There have been some increases in sundry water rates in California in recent months, and this is good. But I doubt that Brown or California lawmakers will pay much attention to any phalanx of intellectually united economists. Don’t expect higher prices to be used as the primary tool for responding to this drought, or even as an important secondary one.

Instead, expect state or local government-imposed command and control regulations such as bans on lawn watering and car washing. Expect to see the usual TV news stories that some eatery has stopped giving out glasses of water to customers. This is a battle economists lose again and again.

So why do economists continue to agree on the importance raising price via a tax? Why is it still prescribed in all the textbooks? Why not rules restricting specific water uses?

The answer is the same one made against central planning in general. No one, government employee or private manager, has enough information to decide how important myriad different resources and even more numerous goods and services are to society. Given a lack of information, it is impossible for some planner to make sound decisions for the economy as a whole about what to produce, or how, using which resources or to whom it should be sold. But a private market can do that quite well.
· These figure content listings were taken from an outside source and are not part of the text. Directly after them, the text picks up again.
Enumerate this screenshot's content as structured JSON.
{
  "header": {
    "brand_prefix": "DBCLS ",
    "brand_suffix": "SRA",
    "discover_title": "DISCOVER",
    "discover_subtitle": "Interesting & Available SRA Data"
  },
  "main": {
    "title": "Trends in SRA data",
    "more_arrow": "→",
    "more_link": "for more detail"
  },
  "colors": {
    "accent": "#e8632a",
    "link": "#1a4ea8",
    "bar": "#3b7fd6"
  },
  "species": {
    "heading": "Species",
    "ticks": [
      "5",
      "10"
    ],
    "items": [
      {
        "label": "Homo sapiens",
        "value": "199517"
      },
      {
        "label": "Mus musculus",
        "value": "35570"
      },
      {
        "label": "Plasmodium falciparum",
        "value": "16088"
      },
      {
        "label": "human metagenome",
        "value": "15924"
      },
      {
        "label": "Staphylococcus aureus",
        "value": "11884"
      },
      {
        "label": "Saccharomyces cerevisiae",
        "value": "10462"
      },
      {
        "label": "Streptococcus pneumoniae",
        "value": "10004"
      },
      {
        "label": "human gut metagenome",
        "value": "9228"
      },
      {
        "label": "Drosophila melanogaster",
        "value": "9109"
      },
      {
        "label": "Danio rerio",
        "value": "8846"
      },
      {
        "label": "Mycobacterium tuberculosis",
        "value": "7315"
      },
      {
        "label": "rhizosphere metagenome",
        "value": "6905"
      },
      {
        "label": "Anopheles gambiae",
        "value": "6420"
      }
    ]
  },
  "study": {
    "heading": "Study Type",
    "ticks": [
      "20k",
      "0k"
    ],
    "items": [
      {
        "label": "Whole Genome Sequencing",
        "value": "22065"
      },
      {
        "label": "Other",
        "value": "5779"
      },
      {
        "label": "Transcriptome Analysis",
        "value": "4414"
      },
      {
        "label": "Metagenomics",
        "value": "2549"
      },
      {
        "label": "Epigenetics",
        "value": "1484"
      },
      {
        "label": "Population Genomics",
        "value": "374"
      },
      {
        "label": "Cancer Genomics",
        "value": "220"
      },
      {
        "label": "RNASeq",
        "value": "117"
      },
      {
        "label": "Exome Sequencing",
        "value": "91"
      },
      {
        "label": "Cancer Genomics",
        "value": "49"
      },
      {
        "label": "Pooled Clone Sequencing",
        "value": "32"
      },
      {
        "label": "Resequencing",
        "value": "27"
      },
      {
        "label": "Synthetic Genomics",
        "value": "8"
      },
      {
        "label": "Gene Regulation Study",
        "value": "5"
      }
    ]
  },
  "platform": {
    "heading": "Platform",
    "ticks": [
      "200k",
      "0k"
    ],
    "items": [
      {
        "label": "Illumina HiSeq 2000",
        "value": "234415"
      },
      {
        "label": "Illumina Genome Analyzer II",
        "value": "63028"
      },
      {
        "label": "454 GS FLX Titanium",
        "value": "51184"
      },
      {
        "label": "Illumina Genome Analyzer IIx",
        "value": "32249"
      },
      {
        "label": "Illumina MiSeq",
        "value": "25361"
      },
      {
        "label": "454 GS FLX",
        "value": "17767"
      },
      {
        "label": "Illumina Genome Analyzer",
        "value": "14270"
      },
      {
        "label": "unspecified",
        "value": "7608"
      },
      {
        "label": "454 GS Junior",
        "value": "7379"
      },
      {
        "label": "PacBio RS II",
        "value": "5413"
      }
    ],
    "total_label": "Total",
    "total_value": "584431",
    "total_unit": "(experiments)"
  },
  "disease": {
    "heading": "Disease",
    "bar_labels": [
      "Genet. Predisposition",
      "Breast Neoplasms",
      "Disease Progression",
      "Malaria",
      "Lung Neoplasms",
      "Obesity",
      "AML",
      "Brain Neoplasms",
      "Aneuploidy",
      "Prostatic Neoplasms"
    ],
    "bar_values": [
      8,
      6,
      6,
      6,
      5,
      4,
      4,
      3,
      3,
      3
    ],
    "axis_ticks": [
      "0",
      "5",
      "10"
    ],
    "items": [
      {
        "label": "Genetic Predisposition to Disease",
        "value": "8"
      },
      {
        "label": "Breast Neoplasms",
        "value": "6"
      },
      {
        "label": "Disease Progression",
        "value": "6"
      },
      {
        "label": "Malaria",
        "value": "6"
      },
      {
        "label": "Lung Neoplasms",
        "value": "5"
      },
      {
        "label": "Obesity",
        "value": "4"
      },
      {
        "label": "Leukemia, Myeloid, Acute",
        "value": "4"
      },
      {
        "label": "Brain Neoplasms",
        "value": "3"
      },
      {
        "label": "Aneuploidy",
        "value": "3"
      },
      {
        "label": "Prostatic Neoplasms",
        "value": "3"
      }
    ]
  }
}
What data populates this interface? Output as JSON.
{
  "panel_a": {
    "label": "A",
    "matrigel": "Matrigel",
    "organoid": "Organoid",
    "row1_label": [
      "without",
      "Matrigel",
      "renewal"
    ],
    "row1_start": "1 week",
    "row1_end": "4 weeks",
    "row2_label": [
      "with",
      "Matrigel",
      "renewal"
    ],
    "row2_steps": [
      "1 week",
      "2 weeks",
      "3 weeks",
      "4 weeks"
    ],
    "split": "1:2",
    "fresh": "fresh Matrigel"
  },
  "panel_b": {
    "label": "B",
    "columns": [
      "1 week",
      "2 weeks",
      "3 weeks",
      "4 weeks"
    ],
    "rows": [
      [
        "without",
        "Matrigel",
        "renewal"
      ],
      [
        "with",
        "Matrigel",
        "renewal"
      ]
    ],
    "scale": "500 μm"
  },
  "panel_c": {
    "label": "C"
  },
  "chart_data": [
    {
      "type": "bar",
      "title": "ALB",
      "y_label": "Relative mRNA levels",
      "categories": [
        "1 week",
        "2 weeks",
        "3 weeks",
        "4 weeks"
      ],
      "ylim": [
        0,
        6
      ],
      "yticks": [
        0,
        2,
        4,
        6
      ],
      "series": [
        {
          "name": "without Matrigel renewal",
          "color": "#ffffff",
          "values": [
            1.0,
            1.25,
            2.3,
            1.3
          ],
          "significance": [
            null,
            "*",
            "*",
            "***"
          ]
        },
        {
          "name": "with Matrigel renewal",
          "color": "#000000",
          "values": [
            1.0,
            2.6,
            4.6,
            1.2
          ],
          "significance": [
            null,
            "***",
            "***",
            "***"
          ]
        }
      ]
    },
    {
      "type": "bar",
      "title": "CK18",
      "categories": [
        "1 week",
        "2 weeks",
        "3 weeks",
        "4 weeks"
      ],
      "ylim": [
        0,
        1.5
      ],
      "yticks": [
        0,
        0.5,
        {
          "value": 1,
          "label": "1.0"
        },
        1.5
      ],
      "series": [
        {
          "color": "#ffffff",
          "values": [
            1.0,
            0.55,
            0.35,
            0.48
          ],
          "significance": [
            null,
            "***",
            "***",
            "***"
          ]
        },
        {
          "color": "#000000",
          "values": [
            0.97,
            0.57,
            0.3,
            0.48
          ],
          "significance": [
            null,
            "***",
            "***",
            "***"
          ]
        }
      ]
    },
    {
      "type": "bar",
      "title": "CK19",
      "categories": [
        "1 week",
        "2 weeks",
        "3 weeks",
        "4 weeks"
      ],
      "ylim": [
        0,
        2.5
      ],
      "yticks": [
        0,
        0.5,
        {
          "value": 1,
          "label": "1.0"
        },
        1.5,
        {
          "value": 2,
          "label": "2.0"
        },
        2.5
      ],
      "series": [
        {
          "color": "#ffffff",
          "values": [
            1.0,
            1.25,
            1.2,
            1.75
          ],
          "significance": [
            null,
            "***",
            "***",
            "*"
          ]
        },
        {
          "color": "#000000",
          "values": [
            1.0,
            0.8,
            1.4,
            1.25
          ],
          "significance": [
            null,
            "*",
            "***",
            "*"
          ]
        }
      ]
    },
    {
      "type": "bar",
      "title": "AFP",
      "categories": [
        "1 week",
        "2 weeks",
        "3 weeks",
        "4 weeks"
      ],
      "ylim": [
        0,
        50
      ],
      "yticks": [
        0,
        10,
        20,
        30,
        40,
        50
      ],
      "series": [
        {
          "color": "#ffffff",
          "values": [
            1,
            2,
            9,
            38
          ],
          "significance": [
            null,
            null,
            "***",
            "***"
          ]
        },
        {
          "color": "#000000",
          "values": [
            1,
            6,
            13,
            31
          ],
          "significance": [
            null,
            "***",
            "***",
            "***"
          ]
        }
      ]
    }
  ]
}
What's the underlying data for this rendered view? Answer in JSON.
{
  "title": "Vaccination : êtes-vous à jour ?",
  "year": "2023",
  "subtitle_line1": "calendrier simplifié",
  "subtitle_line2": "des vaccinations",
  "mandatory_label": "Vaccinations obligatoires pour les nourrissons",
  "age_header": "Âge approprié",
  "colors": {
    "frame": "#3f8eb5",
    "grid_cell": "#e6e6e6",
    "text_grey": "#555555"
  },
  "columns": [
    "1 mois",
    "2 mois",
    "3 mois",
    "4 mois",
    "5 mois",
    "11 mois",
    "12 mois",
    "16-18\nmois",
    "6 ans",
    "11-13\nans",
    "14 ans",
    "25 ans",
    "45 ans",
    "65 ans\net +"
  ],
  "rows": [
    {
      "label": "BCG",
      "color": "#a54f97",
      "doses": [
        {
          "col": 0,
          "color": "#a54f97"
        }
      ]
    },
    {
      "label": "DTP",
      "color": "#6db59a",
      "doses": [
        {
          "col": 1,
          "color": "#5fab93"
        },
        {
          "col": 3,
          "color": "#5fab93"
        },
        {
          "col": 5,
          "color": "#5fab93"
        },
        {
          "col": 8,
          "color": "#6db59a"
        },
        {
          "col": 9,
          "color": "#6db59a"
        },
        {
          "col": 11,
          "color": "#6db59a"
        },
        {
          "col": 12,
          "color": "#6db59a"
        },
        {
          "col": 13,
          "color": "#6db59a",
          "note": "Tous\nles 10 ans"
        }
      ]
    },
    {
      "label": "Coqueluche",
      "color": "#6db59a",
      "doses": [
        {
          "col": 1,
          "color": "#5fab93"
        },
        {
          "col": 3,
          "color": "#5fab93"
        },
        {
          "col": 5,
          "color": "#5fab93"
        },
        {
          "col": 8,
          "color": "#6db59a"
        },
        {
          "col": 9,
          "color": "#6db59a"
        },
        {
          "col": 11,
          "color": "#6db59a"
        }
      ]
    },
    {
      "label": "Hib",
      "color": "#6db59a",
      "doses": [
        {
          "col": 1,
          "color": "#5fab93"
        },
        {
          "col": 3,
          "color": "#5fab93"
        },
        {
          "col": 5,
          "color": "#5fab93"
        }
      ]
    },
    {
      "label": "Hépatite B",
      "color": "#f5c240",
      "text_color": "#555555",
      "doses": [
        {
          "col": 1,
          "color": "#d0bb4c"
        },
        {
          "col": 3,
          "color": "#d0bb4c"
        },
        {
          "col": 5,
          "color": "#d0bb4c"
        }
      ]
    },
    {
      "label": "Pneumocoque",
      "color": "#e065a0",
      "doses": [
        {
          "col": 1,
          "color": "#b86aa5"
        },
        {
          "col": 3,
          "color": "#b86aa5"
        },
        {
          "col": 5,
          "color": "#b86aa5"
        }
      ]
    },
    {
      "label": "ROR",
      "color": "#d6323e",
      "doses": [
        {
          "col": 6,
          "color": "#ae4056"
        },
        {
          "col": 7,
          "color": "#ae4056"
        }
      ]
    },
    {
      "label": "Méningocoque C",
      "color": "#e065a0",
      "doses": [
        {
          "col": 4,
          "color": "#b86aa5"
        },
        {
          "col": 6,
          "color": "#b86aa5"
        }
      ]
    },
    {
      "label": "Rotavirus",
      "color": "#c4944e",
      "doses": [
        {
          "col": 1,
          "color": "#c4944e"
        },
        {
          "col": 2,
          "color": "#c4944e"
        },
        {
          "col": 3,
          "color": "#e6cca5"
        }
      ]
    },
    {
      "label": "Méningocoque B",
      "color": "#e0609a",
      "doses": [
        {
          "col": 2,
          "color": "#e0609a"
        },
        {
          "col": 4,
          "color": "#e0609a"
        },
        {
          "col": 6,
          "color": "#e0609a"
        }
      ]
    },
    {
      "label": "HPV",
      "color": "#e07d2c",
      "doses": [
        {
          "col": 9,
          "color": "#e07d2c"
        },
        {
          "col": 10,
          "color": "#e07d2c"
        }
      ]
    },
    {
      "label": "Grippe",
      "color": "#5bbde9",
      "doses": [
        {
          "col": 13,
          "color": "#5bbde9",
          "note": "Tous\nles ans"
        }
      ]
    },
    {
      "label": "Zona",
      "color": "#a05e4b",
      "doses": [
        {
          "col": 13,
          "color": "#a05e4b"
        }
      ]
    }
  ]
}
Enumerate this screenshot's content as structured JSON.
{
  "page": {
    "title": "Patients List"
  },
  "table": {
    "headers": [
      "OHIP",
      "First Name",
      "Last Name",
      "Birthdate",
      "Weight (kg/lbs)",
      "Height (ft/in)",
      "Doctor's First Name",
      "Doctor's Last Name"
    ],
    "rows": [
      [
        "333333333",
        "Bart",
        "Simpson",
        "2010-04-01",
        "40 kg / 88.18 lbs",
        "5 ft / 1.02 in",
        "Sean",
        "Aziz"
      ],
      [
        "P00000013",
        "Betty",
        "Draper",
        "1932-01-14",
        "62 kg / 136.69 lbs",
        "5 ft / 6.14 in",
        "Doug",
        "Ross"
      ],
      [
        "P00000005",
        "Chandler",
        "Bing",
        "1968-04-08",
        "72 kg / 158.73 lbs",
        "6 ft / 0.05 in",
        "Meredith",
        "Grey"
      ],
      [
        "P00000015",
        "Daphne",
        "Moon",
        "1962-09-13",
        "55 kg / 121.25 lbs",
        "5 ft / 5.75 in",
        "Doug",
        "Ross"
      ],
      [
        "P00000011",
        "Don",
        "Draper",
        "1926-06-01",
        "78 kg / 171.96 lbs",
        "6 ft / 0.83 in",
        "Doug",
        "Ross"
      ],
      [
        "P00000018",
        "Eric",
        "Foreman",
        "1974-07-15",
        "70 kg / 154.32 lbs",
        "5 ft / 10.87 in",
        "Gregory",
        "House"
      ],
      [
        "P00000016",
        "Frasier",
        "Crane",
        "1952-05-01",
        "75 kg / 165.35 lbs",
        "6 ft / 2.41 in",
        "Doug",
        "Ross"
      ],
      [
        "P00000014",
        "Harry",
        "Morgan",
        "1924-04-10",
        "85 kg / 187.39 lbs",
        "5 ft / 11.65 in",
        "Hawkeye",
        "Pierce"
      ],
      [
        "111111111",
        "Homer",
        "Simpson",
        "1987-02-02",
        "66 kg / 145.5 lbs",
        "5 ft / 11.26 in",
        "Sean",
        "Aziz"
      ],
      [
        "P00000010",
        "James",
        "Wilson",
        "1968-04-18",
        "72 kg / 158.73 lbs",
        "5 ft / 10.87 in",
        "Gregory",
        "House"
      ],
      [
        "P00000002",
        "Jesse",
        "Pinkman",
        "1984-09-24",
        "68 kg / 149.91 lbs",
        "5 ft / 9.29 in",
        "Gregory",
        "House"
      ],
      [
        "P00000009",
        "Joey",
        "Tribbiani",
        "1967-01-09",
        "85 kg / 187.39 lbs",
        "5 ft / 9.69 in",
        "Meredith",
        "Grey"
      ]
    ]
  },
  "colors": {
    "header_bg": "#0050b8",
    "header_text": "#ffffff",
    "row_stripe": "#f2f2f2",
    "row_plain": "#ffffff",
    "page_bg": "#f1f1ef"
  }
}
Looking narrowly at water use, no elected officials or functionaries can ever know the varying benefits to society of each of the thousands of different ways in which businesses or households use water. And the cost of policing restrictions on such use would be enormous.

So governments resort to limits on a handful of visible public uses, such as car washing and lawn watering. But households also could do all sorts of things behind closed doors, from shorter showers and fewer but larger loads of laundry, to peeling potatoes in a basin of water rather than under a running tap, to shutting the water off while brushing teeth. Command and control cannot affect these uses, but people would respond to higher prices. And when one moves from household uses of water to commercial ones, the alternatives multiply many times over.

Economists’ consensus solution would be for the state to impose a tax on all sales of water to final users. Those with the naive belief that unfettered markets never fail would decry this government “interference.” But California water never has traded in a pure free market. It is beset with subsidies, administratively set prices, arbitrary allocations between different uses, government exercise of eminent domain to take water for municipal use and the like. And use of water, whether from surface sources or aquifers, has many external costs. So you are not going to achieve an efficient outcome without some government action.

Expect a knee-jerk reaction from those who obsess about taxes. But a tax on water need not cause a net increase in revenue. The object of the tax is to raise the price of water relative to all other consumer goods or industrial inputs. Tax water and then rebate all the money raised on a per capita basis. Some households will come out ahead and some behind. But they all still will face a money incentive to use less water.

I don’t expect this to happen in response to this drought. But California’s population continues to rise. Use of groundwater continues to exceed natural recharge. Desalinization is still expensive. And independent of climate change, we could be entering a dryer climatic period. So the problem of water scarcity isn’t going to go away, and neither will the broad consensus among economists on the best way to address it.